Biografie Kurt Friedrich Reinsch
Kosenamen: Fritz, Nigo
*Kempten im Allgäu / Bayern 1895, †München / Bayern 1927
österreichischer Hydrobiologe und Erfinder deutscher Herkunft


Letztes von vier Kindern des Eisenbahningenieurs und kgl. bayr. Regierungsrats Friedrich August Reinsch (1849-1933) und dessen Ehefrau, der Oberbürgermeisterstochter Anna Elisabeth, geborene Berg (1857-1937); Geschwister: Erika Spann-Rheinsch (1880-1967), Karl Friedrich (*Hammelburg / Bayern 29.12.1882) und Alfred (*Diebach / Bayern 14.6.1884), Oberingenieur der "Daimler-Motoren-Gesellschaft".

Volksschule und Gymnasium in München / Bayern. Im August 1912 in Langenargen am Bodensee / Baden-Württemberg Besuch eines vierzehntägigen Kurses für Süßwasserbiologie. Studium der Zoologie an der Universität München; 1922 Dr. phil. mit der Arbeit "Die Entomostrakenfauna in ihrer Beziehung zur Makroflora der Teiche". Dazwischen 1914 bis 1918 als Freiwilliger im kgl. preuss. Telegrafen-Bataillon Nr. 2 im Kriegsdienst, zuletzt im Rang eines Leutnants der Reserve.

Nach seiner Promotion ichthyologische Studien an der biologischen Versuchsstation des deutschen Zoologen Reinhard Demoll (1882-1960) in München.

Schloss sich im August 1923 nicht - wie ursprünglich geplant - seinem Freikorps-Bataillon an, sondern ging nach Innsbruck / Tirol, wo er am Monatsende an einem Kongress der Biologen teilnahm.

Im Herbst 1923 Übersiedlung nach Wien. Zunächst biologischer Volontär-Assistent, seit Jahresbeginn 1924 besoldete wissenschaftliche Hilfskraft (Assistent) an der Hochschule für Bodenkultur an der 1920 errichteten Lehrkanzel für Hydrobiologie und Fischereiwirtschaftslehre bei Oskar Haempel (1882-1953).
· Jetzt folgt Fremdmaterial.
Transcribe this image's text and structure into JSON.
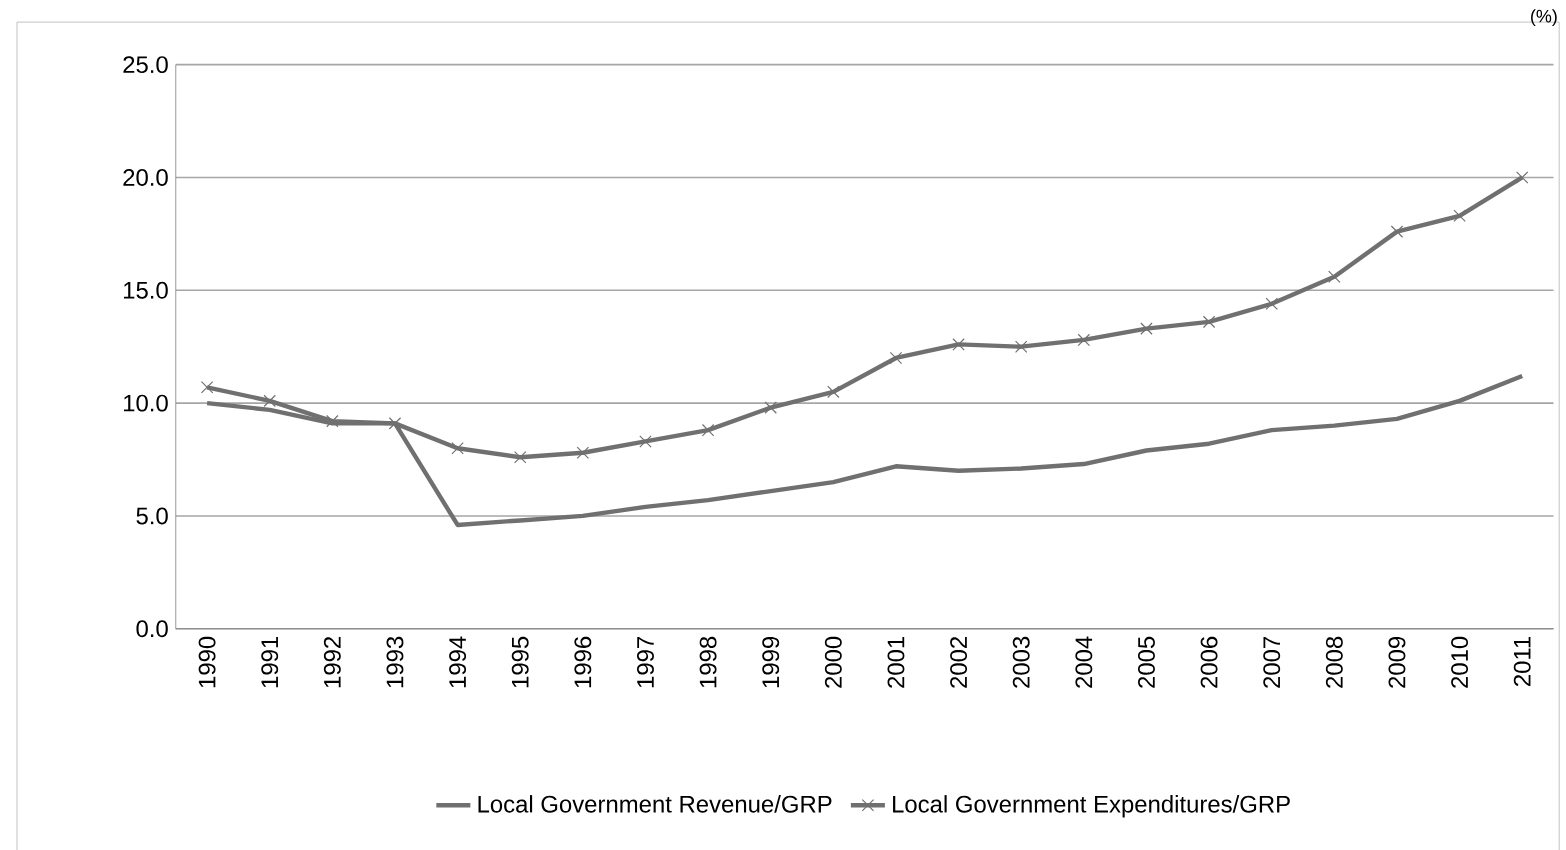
{
  "chart_data": {
    "type": "line",
    "categories": [
      "1990",
      "1991",
      "1992",
      "1993",
      "1994",
      "1995",
      "1996",
      "1997",
      "1998",
      "1999",
      "2000",
      "2001",
      "2002",
      "2003",
      "2004",
      "2005",
      "2006",
      "2007",
      "2008",
      "2009",
      "2010",
      "2011"
    ],
    "series": [
      {
        "name": "Local Government Revenue/GRP",
        "color": "#707070",
        "marker": "none",
        "values": [
          10.0,
          9.7,
          9.1,
          9.1,
          4.6,
          4.8,
          5.0,
          5.4,
          5.7,
          6.1,
          6.5,
          7.2,
          7.0,
          7.1,
          7.3,
          7.9,
          8.2,
          8.8,
          9.0,
          9.3,
          10.1,
          11.2
        ]
      },
      {
        "name": "Local Government Expenditures/GRP",
        "color": "#707070",
        "marker": "cross",
        "values": [
          10.7,
          10.1,
          9.2,
          9.1,
          8.0,
          7.6,
          7.8,
          8.3,
          8.8,
          9.8,
          10.5,
          12.0,
          12.6,
          12.5,
          12.8,
          13.3,
          13.6,
          14.4,
          15.6,
          17.6,
          18.3,
          20.0
        ]
      }
    ],
    "ylim": [
      0,
      25
    ],
    "yticks": [
      {
        "value": 0,
        "label": "0.0"
      },
      {
        "value": 5,
        "label": "5.0"
      },
      {
        "value": 10,
        "label": "10.0"
      },
      {
        "value": 15,
        "label": "15.0"
      },
      {
        "value": 20,
        "label": "20.0"
      },
      {
        "value": 25,
        "label": "25.0"
      }
    ],
    "grid": "y",
    "legend": "bottom",
    "annotations": [
      "(%)"
    ]
  }
}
Beteiligte sich am Aufbau des Instituts und an Haempels Alpenseeuntersuchungen.

1925 von der Bunadarfjelag (Landbaugesellschaft) Islands in Reykjavik beauftragt, die isländischen Süßwasserflächen biologisch zu untersuchen; viermonatige Expedition in einem Großteil Islands. Bei den Forschungsarbeiten stürzte er zweimal vom Pferde und litt seither unter starken Schmerzen. Reiste zwar noch ein zweites Mal nach Island, konnte seine Untersuchungen aber nicht mehr beenden.

Zwischen den Islandreisen beteiligte er sich über Einladung der Wiener optischen Firma Reichert an der Verbesserung von Mikroskopen, insbesondere an der Entwicklung eines für Feldarbeiten tauglichen Taschenmikroskops, welches 1927 als "Feldmikroskop Heimdall nach Reinsch" auf den Markt kam. Außerdem meldete er 1927 ein Patent auf ein "Mikroskop mit kontinuierlich einstellbarer Blende" an.

Er verstarb nach eineinhalbjährigem Leiden einunddreißigjährig nach einer Operation 1927 in München an Krebs.

Kurt Friedrich Reinsch veröffentlichte mehrere wissenschaftliche Arbeiten auf dem Gebiete der Biologie, insbesondere der Hydrobiologie.